UK child poverty rises by 200,000 in a year
The number of children living in poverty in the UK has risen by 200,000 over the past year, according to the latest figures from the Department of Work and Pensions (DWP).
The statistics reveal that in 2014-15, there were 3.9 million children living in ‘relative poverty’, compared to 3.7 million the year earlier. Relative poverty is defined as having a household income below 60% of UK median income.
The figures show that two-thirds of children living in poverty are from households where at least one adult works.
Stephen Crabb, Work and Pensions Secretary, commented: “There is of course still more to do and that’s why our Life Chances Strategy will look at the root causes of poverty whether that’s worklessness, debt or addiction, family break down or educational attainment. It’s only by doing this that we can truly tackle poverty and ensure everyone succeeds in life.”
David Finch, Senior Economic Analyst at the Resolution Foundation, said: “It’s a concern that the welcome income growth in recent years has failed to make any inroads into reducing high levels of child poverty in working households. And while income growth has been positive in recent years, the outlook of weaker pay growth, significant welfare cuts and now higher inflation stemming from the Brexit sterling plunge means the living standards of many families may come under strain in the coming years.”

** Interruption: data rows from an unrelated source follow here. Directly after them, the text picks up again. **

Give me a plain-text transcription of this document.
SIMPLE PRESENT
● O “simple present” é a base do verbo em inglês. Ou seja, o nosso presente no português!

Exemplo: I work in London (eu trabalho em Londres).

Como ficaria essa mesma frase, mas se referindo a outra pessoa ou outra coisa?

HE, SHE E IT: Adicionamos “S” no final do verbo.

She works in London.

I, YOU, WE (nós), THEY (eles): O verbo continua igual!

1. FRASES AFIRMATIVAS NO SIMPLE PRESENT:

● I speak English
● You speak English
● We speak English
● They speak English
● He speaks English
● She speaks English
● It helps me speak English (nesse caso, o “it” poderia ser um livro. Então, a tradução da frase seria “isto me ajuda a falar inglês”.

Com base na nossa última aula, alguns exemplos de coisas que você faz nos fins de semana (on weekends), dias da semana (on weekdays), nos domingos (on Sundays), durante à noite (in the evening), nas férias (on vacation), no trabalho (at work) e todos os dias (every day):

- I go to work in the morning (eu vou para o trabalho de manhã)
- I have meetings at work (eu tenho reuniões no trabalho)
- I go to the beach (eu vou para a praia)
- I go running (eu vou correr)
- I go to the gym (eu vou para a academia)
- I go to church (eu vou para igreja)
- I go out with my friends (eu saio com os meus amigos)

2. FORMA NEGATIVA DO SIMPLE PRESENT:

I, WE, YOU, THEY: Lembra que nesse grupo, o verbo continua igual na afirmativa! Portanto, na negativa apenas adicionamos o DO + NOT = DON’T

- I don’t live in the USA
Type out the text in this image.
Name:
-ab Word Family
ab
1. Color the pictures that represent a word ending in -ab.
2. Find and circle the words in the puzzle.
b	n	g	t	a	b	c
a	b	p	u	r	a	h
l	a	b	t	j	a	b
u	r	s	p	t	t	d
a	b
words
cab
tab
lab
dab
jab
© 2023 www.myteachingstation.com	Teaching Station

Simon Hopkins, Chief Executive of Turn2us said: “It is utterly shocking that almost a third of children in the UK are living in poverty and growing up without basic life essentials. It is particularly concerning that two-thirds of children in poverty are from working households. With the rise in insecure and low paid employment, work is simply not paying enough to cover housing, bills and food.
“At a time of potential economic uncertainty, it’s vital that these families aren’t left behind. It is an issue that the Government must continue to address, as well as working with charities such as ourselves to provide assistance where we can. Too much help that is available still doesn't get to those who qualify for it, and we need to change that. With around £15 billion in welfare benefits going unclaimed every year and 3,000 charitable funds available, we urge anyone struggling in financial hardship to see what support could be available.”